I started toying with D3’s .force functionality shortly after the start of the course, with mixed results; chiefly because I hadn’t mastered the art of drawing SVG objects, let alone applying forces telling them where to situate themselves.
WordPress isn’t always the friendliest when it comes to embedding iframes, but a sample of what I’ve got running can be found on JSFiddle. The code itself is fairly standard; nodes are pulled from a csv list and drawn as circles with varying radii based on their degree values. Links are pulled from another csv list and drawn as lines between the circles. This is a fair start, and this visualization has some basic functions like mouseover tooltips to see who each circle represents. It can be taken a lot further, though.
For starters, the forces drawn here are completely arbitrary. I basically started with a force that would draw everything to the middle of the svg “canvas”, then created two forces to represent repulsion and attraction and stopped once I found a combination of variables that didn’t look atrocious. It would be cool to crack open the d3-force functions a little further and try to program some recognized graphing algorithms such as Yifan Hu’s popular algorithm.
Secondly, nodes are entirely indistinguishable from one another. One idea I had been playing around with was adding image url’s for each node’s organization logo to the original csv, and then assigning those url’s to the svg’s when drawn.
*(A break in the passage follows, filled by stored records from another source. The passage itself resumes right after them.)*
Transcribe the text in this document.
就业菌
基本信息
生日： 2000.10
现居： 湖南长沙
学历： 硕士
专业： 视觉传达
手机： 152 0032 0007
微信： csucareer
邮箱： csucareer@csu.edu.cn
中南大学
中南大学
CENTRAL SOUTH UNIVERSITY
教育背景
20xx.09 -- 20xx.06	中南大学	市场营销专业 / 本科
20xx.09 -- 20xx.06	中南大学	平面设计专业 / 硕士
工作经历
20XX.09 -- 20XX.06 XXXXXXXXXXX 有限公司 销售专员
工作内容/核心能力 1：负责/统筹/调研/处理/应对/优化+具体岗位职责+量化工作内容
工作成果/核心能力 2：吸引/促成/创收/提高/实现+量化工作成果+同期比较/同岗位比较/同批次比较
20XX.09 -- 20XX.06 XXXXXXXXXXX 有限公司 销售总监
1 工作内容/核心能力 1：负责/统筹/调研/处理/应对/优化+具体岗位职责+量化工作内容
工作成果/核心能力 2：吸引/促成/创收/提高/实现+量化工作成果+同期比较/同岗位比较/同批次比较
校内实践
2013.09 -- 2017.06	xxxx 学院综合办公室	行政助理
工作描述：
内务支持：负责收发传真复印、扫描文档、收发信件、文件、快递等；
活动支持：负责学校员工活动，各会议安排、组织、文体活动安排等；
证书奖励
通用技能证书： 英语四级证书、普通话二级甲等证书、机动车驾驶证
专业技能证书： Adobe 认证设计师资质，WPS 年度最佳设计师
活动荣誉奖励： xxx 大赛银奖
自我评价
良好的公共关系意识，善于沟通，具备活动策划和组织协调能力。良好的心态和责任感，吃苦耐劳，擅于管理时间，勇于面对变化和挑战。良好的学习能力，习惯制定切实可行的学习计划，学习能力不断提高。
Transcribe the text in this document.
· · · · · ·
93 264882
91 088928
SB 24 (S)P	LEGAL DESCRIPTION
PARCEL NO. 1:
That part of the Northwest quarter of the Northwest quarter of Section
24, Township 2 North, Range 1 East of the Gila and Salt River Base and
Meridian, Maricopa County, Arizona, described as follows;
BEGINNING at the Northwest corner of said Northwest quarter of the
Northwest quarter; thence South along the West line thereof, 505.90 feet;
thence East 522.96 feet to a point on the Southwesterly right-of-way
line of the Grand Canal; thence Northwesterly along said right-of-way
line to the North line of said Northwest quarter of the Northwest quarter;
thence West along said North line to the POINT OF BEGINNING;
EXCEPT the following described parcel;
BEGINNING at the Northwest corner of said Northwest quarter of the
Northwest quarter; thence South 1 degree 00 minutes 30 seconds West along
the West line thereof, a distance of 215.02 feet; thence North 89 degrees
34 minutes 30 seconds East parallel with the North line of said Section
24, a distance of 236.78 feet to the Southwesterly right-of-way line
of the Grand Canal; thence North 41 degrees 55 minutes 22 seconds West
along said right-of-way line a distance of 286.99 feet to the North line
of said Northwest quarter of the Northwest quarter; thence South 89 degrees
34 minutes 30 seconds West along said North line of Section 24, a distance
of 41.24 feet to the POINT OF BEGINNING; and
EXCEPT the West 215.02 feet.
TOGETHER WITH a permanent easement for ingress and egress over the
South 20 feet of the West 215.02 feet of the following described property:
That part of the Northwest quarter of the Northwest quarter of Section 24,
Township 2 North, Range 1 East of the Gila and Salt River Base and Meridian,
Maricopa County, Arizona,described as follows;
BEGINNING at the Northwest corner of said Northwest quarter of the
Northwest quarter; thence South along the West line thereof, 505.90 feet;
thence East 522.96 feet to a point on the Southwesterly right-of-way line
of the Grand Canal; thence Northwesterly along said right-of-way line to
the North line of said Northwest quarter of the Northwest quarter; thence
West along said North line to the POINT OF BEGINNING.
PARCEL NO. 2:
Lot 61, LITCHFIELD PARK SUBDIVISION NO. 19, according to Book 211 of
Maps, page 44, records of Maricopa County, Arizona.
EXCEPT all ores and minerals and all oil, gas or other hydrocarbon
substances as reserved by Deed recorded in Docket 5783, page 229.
This presents some issues considering the size discrepancy between nodes. This method could still be implemented by adding the organization’s logo to the tooltips and creating an ordinal color scale to distinguish different types of organizations.
Thirdly, the tooltips are about as meat and potatoes as you can get. A rectangle with some text. The logo’s would be a nice touch, but it would be interesting to see how d3’s onmouseover and transition functions can be used to create something snappier or more presentable; perhaps a rectangle that draws itself to size out of the cursor’s tip, or a box that wipes horizontally on mouseover to reveal the tooltip.